In order to be justified, religion or a secular substitute for it, ought to serve human beings (irrespective of ascriptive labels such as community, caste and so on) rather than the other way round. Unfortunately, however, that is precisely the opposite of how many people who claim to follow religion understand it. And, as far as I am concerned, religion is true only insofar as it enables those who claim to follow it to become better human beings, rather than better ‘believers’, as that term is understood in an extremely irritatingly ritualistic, narrow and communal supremacist way. It must inspire them to be more compassionate and loving to all human beings, irrespective of religion and community, and even to all living and inanimate beings. It must lead them to understand that association with certain key figures, called prophets or avatars or whatever, as well as distinct rituals and beliefs (all of which set communities apart from each other) should enable them to be better, more kind and compassionate and socially-engaged human beings, and if these do not, then such rituals and beliefs and claims of association with religious personages are completely useless.
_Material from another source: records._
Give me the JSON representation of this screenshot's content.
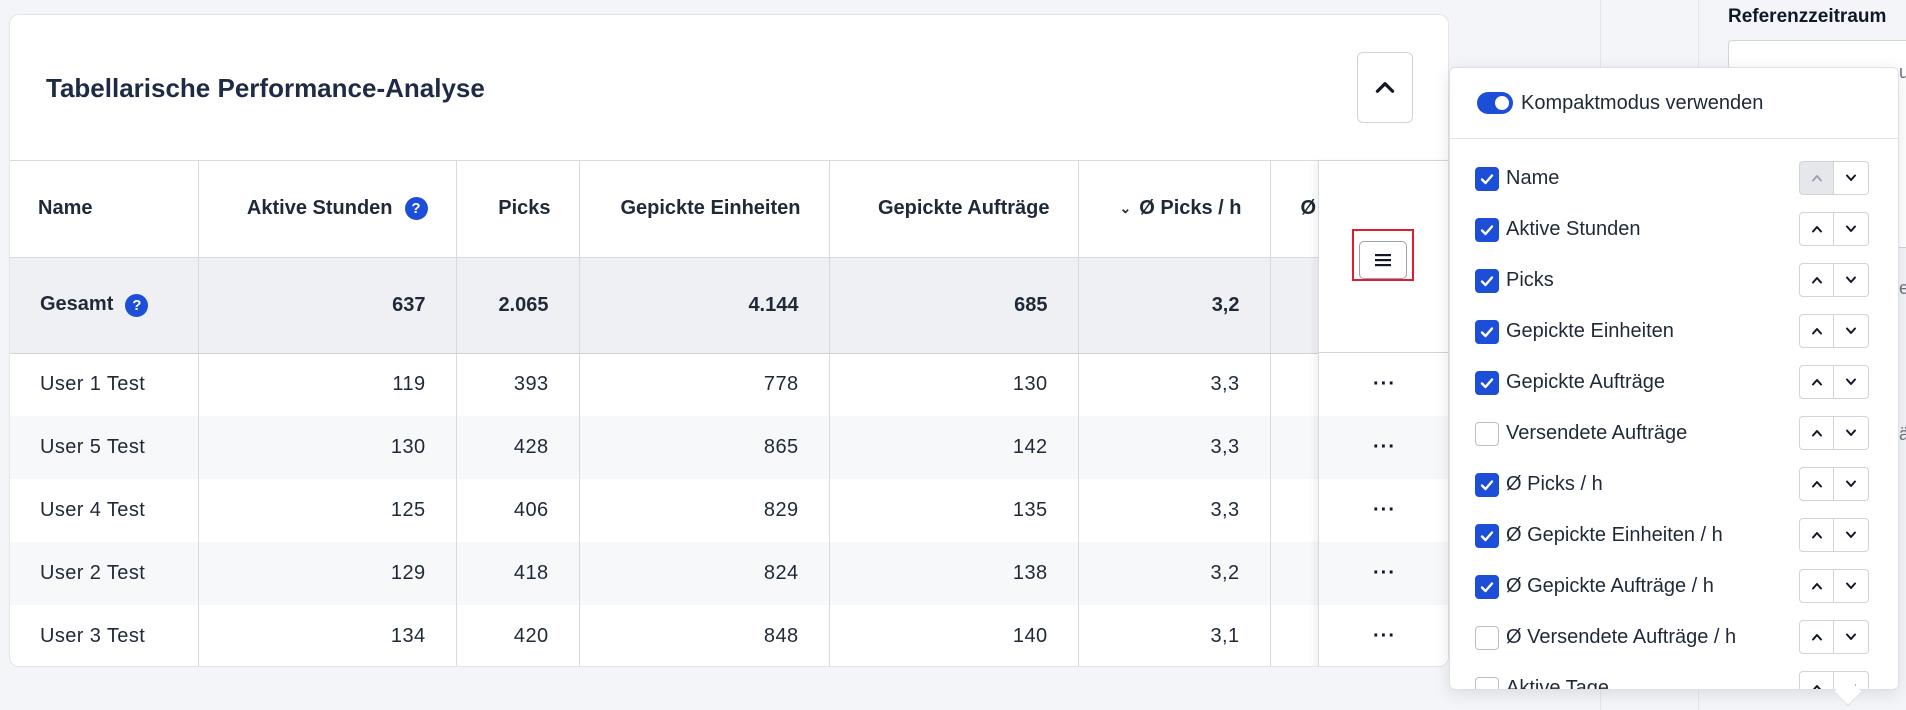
{
  "background": {
    "ref_title": "Referenzzeitraum",
    "ref_glyph_1": "u",
    "ref_glyph_2": "e",
    "ref_glyph_3": "ä"
  },
  "card": {
    "title": "Tabellarische Performance-Analyse"
  },
  "table": {
    "headers": {
      "name": "Name",
      "active_hours": "Aktive Stunden",
      "picks": "Picks",
      "picked_units": "Gepickte Einheiten",
      "picked_orders": "Gepickte Aufträge",
      "avg_picks_h": "Ø Picks / h",
      "partial": "Ø"
    },
    "help_glyph": "?",
    "sort_glyph": "⌄",
    "total": {
      "label": "Gesamt",
      "active_hours": "637",
      "picks": "2.065",
      "picked_units": "4.144",
      "picked_orders": "685",
      "avg_picks_h": "3,2"
    },
    "rows": [
      {
        "name": "User 1 Test",
        "active_hours": "119",
        "picks": "393",
        "picked_units": "778",
        "picked_orders": "130",
        "avg_picks_h": "3,3"
      },
      {
        "name": "User 5 Test",
        "active_hours": "130",
        "picks": "428",
        "picked_units": "865",
        "picked_orders": "142",
        "avg_picks_h": "3,3"
      },
      {
        "name": "User 4 Test",
        "active_hours": "125",
        "picks": "406",
        "picked_units": "829",
        "picked_orders": "135",
        "avg_picks_h": "3,3"
      },
      {
        "name": "User 2 Test",
        "active_hours": "129",
        "picks": "418",
        "picked_units": "824",
        "picked_orders": "138",
        "avg_picks_h": "3,2"
      },
      {
        "name": "User 3 Test",
        "active_hours": "134",
        "picks": "420",
        "picked_units": "848",
        "picked_orders": "140",
        "avg_picks_h": "3,1"
      }
    ],
    "row_action_glyph": "···"
  },
  "popover": {
    "compact_label": "Kompaktmodus verwenden",
    "compact_on": true,
    "columns": [
      {
        "label": "Name",
        "checked": true
      },
      {
        "label": "Aktive Stunden",
        "checked": true
      },
      {
        "label": "Picks",
        "checked": true
      },
      {
        "label": "Gepickte Einheiten",
        "checked": true
      },
      {
        "label": "Gepickte Aufträge",
        "checked": true
      },
      {
        "label": "Versendete Aufträge",
        "checked": false
      },
      {
        "label": "Ø Picks / h",
        "checked": true
      },
      {
        "label": "Ø Gepickte Einheiten / h",
        "checked": true
      },
      {
        "label": "Ø Gepickte Aufträge / h",
        "checked": true
      },
      {
        "label": "Ø Versendete Aufträge / h",
        "checked": false
      },
      {
        "label": "Aktive Tage",
        "checked": false
      }
    ]
  },
  "colors": {
    "accent": "#1d4ed8",
    "highlight": "#e11d2e"
  }
}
Unfortunately, however, that is not how religion is often understood by those who claim to be religious. Indeed, people who do not regard themselves as religious are often much better human beings, and, therefore, closer to the One, whom they may not confess faith in, than religious folk who understand religion in a ritualistic and communal fashion and who see themselves as God’s chosen people, believing that others who worship in a different fashion or claim to follow a different prophet or religious hero from theirs are doomed to perdition forever in hell—in jahanam or narak or call it what you will.
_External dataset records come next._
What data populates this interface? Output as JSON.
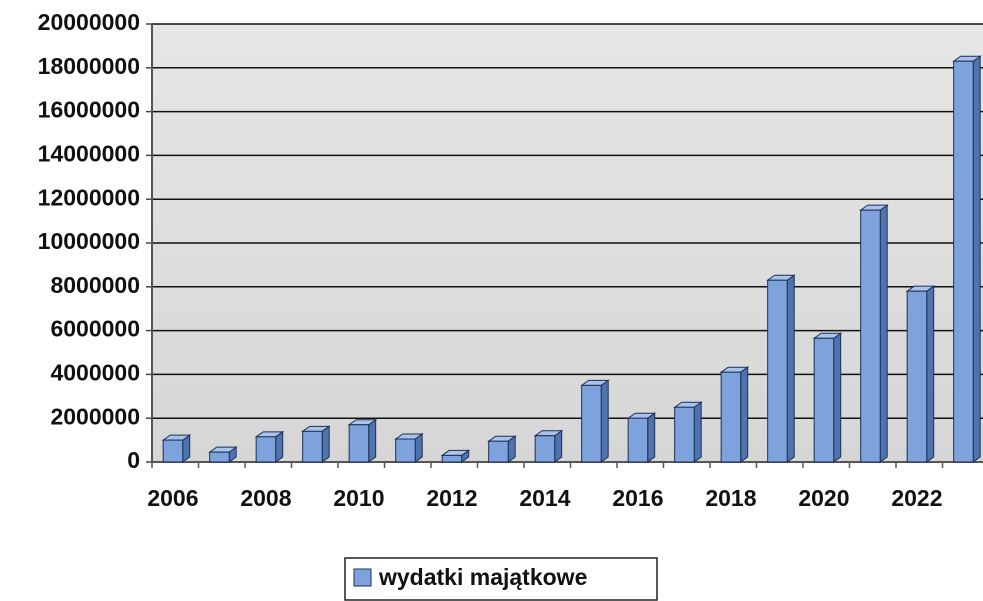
{
  "chart_data": {
    "type": "bar3d",
    "categories": [
      "2006",
      null,
      "2008",
      null,
      "2010",
      null,
      "2012",
      null,
      "2014",
      null,
      "2016",
      null,
      "2018",
      null,
      "2020",
      null,
      "2022",
      null
    ],
    "series": [
      {
        "name": "wydatki majątkowe",
        "color": "#7ea3dc",
        "values": [
          1000000,
          450000,
          1150000,
          1400000,
          1700000,
          1050000,
          300000,
          950000,
          1200000,
          3500000,
          2000000,
          2500000,
          4100000,
          8300000,
          5650000,
          11500000,
          7800000,
          18300000
        ]
      }
    ],
    "ylim": [
      0,
      20000000
    ],
    "yticks": [
      0,
      2000000,
      4000000,
      6000000,
      8000000,
      10000000,
      12000000,
      14000000,
      16000000,
      18000000,
      20000000
    ],
    "grid": true,
    "legend": "bottom"
  }
}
From what I have said so far, the urgency of developing new understandings of what religion is, or, rather should be, and, in particular, developing inclusive understandings of the religious ‘other’ in each religious tradition should be readily apparent. Without such reformulation, the communal supremacist interpretations of religion and of the status of the religious ‘other’, which underpin the ideology and politics of communalism, cannot be challenged.
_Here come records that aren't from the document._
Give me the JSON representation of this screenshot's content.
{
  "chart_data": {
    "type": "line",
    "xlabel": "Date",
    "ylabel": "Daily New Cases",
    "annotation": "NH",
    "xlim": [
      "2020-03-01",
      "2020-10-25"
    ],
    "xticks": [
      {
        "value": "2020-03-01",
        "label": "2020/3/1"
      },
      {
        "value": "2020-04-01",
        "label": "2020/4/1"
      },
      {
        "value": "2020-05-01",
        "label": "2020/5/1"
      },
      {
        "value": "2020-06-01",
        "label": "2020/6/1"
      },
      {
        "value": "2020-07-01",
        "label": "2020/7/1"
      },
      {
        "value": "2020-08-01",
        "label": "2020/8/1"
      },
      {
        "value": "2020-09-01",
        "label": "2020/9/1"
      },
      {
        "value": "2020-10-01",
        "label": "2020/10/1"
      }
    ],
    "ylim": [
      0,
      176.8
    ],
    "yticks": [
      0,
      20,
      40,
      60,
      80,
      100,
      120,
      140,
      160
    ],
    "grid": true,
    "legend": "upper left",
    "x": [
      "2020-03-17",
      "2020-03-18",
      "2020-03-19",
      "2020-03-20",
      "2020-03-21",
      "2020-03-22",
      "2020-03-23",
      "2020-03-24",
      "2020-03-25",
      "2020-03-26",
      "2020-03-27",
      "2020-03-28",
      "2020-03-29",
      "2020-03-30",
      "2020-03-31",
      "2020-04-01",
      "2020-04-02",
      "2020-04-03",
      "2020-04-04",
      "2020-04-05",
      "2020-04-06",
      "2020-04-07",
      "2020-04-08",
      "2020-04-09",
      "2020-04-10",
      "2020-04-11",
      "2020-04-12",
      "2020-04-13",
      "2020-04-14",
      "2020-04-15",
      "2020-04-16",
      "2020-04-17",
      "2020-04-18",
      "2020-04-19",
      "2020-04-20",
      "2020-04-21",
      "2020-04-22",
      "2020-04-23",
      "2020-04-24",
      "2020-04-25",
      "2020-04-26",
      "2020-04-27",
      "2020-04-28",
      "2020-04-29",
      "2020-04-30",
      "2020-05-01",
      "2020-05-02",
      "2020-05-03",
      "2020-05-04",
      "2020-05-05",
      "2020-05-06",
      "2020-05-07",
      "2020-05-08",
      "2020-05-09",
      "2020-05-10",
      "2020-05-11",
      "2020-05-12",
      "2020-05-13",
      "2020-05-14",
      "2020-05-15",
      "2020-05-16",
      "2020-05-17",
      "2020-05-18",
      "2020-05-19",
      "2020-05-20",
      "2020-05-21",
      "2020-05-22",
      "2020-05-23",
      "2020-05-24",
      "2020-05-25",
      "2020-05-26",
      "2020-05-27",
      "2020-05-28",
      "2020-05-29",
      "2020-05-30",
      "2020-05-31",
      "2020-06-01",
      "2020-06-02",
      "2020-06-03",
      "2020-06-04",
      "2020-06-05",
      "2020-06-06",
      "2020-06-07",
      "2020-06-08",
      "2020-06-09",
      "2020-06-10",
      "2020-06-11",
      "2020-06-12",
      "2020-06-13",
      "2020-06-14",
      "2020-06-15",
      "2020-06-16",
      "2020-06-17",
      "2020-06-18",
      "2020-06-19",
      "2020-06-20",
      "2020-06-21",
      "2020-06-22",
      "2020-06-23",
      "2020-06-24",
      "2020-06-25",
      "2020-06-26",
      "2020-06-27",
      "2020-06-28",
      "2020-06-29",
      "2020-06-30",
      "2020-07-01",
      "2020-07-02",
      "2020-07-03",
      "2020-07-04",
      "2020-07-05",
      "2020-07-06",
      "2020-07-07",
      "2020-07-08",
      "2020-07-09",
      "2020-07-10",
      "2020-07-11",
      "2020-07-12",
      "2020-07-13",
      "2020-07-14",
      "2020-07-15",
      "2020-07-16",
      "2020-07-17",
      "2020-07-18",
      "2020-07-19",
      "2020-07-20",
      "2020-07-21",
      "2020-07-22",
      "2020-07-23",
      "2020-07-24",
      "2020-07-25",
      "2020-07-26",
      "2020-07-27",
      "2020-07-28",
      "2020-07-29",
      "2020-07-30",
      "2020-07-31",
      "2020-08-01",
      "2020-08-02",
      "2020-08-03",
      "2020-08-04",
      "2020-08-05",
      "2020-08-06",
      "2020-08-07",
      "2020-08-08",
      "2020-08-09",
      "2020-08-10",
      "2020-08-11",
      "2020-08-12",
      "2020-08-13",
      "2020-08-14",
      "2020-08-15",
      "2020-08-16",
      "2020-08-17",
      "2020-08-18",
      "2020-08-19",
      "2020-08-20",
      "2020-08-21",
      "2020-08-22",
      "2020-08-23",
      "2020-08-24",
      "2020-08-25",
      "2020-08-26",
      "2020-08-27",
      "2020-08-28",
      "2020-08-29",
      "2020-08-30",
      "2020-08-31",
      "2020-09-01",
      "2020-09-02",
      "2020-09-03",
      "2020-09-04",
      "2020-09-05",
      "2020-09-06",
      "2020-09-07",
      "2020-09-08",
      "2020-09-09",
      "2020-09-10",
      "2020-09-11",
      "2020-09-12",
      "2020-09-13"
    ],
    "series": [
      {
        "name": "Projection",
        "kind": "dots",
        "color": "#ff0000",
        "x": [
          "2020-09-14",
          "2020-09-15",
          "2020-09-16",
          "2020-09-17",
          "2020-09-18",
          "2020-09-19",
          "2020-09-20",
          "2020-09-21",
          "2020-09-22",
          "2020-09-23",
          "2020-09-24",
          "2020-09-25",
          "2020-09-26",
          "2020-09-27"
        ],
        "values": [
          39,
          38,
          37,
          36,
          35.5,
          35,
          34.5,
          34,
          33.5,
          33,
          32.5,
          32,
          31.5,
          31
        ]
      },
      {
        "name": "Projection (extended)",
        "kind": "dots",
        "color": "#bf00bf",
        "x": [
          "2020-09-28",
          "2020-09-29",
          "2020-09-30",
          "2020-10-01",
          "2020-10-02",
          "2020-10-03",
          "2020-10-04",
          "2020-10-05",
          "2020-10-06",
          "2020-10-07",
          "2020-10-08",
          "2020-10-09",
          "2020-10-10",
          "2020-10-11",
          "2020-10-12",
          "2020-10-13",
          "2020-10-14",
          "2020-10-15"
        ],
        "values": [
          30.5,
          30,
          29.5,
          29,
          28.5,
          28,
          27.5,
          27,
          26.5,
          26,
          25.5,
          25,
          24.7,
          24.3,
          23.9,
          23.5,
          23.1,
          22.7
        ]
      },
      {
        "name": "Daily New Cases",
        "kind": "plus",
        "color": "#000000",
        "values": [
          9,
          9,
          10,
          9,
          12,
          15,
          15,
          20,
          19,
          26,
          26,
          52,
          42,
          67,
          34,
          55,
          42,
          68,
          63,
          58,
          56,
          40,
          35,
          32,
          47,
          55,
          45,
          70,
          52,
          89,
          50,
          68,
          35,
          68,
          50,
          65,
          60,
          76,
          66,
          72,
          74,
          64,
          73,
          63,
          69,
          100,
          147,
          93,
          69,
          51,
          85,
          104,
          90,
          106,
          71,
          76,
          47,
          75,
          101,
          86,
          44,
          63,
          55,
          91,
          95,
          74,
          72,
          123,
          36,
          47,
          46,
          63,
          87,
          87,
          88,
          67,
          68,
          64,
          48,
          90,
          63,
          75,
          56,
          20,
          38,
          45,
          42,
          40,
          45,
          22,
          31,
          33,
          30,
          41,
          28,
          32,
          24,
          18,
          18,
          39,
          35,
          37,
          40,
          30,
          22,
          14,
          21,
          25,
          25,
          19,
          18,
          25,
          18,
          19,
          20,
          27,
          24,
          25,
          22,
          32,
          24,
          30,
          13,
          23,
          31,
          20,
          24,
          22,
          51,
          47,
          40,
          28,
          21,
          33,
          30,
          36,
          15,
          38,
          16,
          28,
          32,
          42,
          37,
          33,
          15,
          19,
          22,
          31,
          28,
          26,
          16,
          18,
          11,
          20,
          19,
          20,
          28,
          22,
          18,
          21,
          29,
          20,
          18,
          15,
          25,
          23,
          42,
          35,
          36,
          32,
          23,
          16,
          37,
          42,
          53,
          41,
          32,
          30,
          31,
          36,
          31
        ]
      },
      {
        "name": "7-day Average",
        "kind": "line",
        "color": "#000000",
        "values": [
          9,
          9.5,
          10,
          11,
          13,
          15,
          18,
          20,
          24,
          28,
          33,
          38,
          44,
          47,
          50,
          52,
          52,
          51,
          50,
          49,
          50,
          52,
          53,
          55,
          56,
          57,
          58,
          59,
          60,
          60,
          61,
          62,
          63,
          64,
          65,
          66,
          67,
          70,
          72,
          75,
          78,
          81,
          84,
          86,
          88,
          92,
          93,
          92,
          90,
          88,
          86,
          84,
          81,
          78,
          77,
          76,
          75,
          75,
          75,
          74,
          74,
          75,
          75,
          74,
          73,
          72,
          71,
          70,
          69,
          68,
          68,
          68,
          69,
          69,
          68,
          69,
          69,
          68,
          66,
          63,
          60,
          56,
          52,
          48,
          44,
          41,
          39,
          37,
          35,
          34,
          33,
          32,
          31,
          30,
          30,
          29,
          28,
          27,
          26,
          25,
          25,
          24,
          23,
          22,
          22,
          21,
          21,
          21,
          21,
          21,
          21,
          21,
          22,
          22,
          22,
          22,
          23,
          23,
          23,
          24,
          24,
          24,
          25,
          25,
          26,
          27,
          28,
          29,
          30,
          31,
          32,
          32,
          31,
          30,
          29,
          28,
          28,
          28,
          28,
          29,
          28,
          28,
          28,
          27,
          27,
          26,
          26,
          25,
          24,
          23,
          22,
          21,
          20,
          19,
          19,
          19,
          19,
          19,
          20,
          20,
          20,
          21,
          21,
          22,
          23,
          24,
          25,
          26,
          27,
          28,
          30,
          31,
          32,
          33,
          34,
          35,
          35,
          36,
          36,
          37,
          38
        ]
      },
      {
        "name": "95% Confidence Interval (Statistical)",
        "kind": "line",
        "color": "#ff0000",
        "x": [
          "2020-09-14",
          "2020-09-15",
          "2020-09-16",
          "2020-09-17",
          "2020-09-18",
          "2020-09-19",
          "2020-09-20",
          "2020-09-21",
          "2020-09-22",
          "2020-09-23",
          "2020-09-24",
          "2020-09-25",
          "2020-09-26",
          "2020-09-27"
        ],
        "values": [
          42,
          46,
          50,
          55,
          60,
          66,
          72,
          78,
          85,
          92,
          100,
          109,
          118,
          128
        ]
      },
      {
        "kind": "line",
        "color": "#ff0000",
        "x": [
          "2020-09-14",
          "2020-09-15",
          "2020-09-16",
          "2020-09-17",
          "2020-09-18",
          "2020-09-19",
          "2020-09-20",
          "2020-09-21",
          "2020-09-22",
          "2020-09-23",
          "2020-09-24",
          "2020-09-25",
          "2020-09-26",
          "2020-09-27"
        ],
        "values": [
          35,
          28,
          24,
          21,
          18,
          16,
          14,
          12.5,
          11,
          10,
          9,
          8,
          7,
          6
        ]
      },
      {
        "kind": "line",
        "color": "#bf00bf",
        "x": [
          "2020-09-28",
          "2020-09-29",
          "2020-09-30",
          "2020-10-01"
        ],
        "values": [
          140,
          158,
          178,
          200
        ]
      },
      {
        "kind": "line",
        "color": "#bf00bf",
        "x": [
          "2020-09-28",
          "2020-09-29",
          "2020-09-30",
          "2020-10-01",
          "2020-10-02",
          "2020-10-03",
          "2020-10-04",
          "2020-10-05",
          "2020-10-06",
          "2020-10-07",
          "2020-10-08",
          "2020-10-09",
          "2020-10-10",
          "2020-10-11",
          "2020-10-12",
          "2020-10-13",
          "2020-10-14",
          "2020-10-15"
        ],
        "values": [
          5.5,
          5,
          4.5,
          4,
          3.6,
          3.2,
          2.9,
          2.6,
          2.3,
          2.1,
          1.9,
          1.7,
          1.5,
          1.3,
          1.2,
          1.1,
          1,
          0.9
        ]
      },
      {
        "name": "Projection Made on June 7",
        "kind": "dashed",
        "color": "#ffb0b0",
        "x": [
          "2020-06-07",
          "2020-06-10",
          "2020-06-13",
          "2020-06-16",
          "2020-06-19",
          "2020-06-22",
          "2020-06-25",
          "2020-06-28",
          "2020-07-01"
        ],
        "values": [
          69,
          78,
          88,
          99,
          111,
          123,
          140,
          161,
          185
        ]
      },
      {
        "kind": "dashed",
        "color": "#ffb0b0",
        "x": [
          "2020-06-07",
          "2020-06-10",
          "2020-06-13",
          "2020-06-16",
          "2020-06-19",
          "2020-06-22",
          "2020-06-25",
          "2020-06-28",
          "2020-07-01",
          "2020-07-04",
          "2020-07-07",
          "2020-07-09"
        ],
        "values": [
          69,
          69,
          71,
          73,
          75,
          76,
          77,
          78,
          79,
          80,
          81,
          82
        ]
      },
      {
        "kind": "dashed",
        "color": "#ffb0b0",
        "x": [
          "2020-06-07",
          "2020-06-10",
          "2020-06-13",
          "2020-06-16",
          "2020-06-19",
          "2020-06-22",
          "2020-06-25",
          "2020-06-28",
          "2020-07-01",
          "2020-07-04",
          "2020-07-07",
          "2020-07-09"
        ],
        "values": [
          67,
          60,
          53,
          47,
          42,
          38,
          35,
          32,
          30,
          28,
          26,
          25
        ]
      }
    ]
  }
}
Who should take on this task? Obviously, it would be naïve to expect the so-called and self-styled religious ‘leaders’ in each community to do this. Of course, there may be some notable exceptions. This is because it goes quite against how they understand their own religions, as well as because it directly challenges their own interests. Their authority as self-appointed interpreters of their religions rests on their ability to maintain and continuously reinforce and promote communal supremacist understandings of their own religion.

This task, therefore, falls among others, on the shoulders of secular intellectuals and groups in India who have played a central role in the struggle against communalism. At present, however, few of them are well-equipped for this task. This is because they have, by and large, shunned the realm of religious discourse, seeing it as simply too sensitive to handle or else regarding religion as false consciousness, a primitive vestige that is best left to wither away on its own. This stance has had the lamentable result of leaving the realm of religious discourse to be virtually monopolized by obscurantist forces that thrive on propagating and reinforcing communal supremacist understandings of religion. Therefore, I think it is imperative for secular intellectuals and activists (who may or not be religious personally) to engage creatively with religion and to think of means in which new, inclusive and positive attitudes to the religious ‘other’ in each religion can be promoted and exclusivist, communal supremacist understandings of each religion countered. This would require far greater engagement with the realm of religious discourse than the standard ‘Hindu-Muslim Bhai Bhai’ sloganeering approach, which is, as I have indicated, totally inadequate. For this purpose, secular forces also need to identify and work closely with progressive-minded religious people,  including what I suspect are the not small number of religious ‘specialists’—priests, mullahs and so on, who may be committed to genuine inter-community solidarity and harmony, and who forcefully challenge the right of communal chauvinists to speak in the name of their religion.